Les personnes souffrant d'insuffisance cardiaque (IC) chronique sont exposées à un risque d'accidents thromboemboliques, notamment d'accidents vasculaires cérébraux, d'embolie pulmonaire et d'embolie artérielle périphérique ; les accidents ischémiques coronariens contribuent également à la progression de l'IC. L'utilisation de l'anticoagulation orale à long terme est établie dans certaines populations, notamment chez les personnes souffrant d'IC et de fibrillation auriculaire (FA), mais les indications et l'utilisation de l'anticoagulation orale varient considérablement dans la population plus large plus large souffrant d'IC.

Objectifs: 

Déterminer si l'anticoagulation orale à long terme réduit le nombre total de décès et d'accidents vasculaires cérébraux chez les personnes souffrant d'insuffisance cardiaque en rythme sinusal.

Stratégie de recherche documentaire: 

Nous avons mis à jour les recherches dans CENTRAL, MEDLINE et Embase en mars 2020. Nous avons examiné les références bibliographiques des articles et des résumés des réunions nationales et internationales sur la santé cardiovasculaire afin d'identifier les études non publiées. Nous avons contacté les auteurs concernés pour obtenir des données supplémentaires. Nous n'avons appliqué aucune restriction sur la langue.

Critères de sélection: 

Essais contrôlés randomisés (ECR) comparant des anticoagulants oraux à un placebo ou à l'absence de traitement chez des adultes atteints d'IC, avec une durée de traitement d'au moins un mois. Nous avons pris les décisions d'inclusion en double, et résolu tout désaccord entre les auteurs de la revue par discussion, ou par une tierce partie.

Recueil et analyse des données: 

Deux auteurs de la revue ont indépendamment évalué les essais pour leur inclusion, et ont évalué les risques et les bénéfices du traitement antithrombotique en calculant rapport des cotes (RC), accompagné des intervalles de confiance (IC) à 95%.

Résultats principaux: 

Nous avons identifié trois ECR (5498 participants). Un ECR a comparé la warfarine, l'aspirine et l'absence de traitement antithrombotique, le deuxième a comparé la warfarine à un placebo chez des participants atteints de cardiomyopathie dilatée idiopathique, et le troisième a comparé le rivaroxaban à un placebo chez des participants atteints d'IC et de coronaropathie.

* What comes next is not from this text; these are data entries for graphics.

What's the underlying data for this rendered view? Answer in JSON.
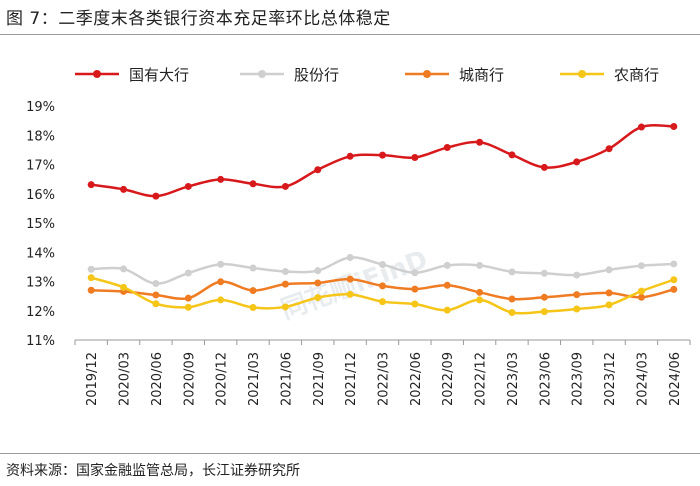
{
  "figure": {
    "title": "图 7：二季度末各类银行资本充足率环比总体稳定",
    "source": "资料来源：国家金融监管总局，长江证券研究所",
    "watermark": "同花顺iFinD"
  },
  "chart_data": {
    "type": "line",
    "title": "",
    "xlabel": "",
    "ylabel": "",
    "ylim": [
      11,
      19
    ],
    "yticks": [
      "11%",
      "12%",
      "13%",
      "14%",
      "15%",
      "16%",
      "17%",
      "18%",
      "19%"
    ],
    "legend_position": "top",
    "categories": [
      "2019/12",
      "2020/03",
      "2020/06",
      "2020/09",
      "2020/12",
      "2021/03",
      "2021/06",
      "2021/09",
      "2021/12",
      "2022/03",
      "2022/06",
      "2022/09",
      "2022/12",
      "2023/03",
      "2023/06",
      "2023/09",
      "2023/12",
      "2024/03",
      "2024/06"
    ],
    "series": [
      {
        "name": "国有大行",
        "color": "#d7191c",
        "values": [
          16.31,
          16.15,
          15.92,
          16.25,
          16.49,
          16.34,
          16.25,
          16.82,
          17.28,
          17.32,
          17.24,
          17.58,
          17.76,
          17.33,
          16.9,
          17.09,
          17.54,
          18.28,
          18.3
        ]
      },
      {
        "name": "股份行",
        "color": "#cfcfcf",
        "values": [
          13.42,
          13.43,
          12.93,
          13.29,
          13.59,
          13.46,
          13.34,
          13.37,
          13.82,
          13.58,
          13.3,
          13.55,
          13.55,
          13.33,
          13.28,
          13.22,
          13.4,
          13.54,
          13.6
        ]
      },
      {
        "name": "城商行",
        "color": "#ef7b22",
        "values": [
          12.7,
          12.66,
          12.54,
          12.43,
          12.99,
          12.69,
          12.91,
          12.95,
          13.08,
          12.85,
          12.74,
          12.87,
          12.63,
          12.4,
          12.46,
          12.55,
          12.61,
          12.46,
          12.73
        ]
      },
      {
        "name": "农商行",
        "color": "#f5c518",
        "values": [
          13.13,
          12.8,
          12.24,
          12.12,
          12.37,
          12.11,
          12.13,
          12.45,
          12.56,
          12.31,
          12.23,
          12.02,
          12.37,
          11.94,
          11.97,
          12.06,
          12.2,
          12.67,
          13.06
        ]
      }
    ]
  }
}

Nous avons regroupé les données des études comparant la warfarine à un placebo ou à l'absence de traitement. Nous ne sommes pas certains de l'existence d'un effet sur le décès toutes causes confondues (RC 0,66, IC à 95 % 0,36 à 1,18 ; 2 études, 324 participants ; données probantes d’un niveau de confiance faible) ; la warfarine pourrait augmenter le risque d'événements hémorragiques majeurs (RC 5,98, IC à 95 % 1,71 à 20,93 ; nombre nécessaire pour nuire (NNN) 17 ; 2 études, 324 participants ; données probantes d’un niveau de confiance faible). Les études n’ont pas rapporté de accidents vasculaires cérébraux en tant que critère de jugement individuel.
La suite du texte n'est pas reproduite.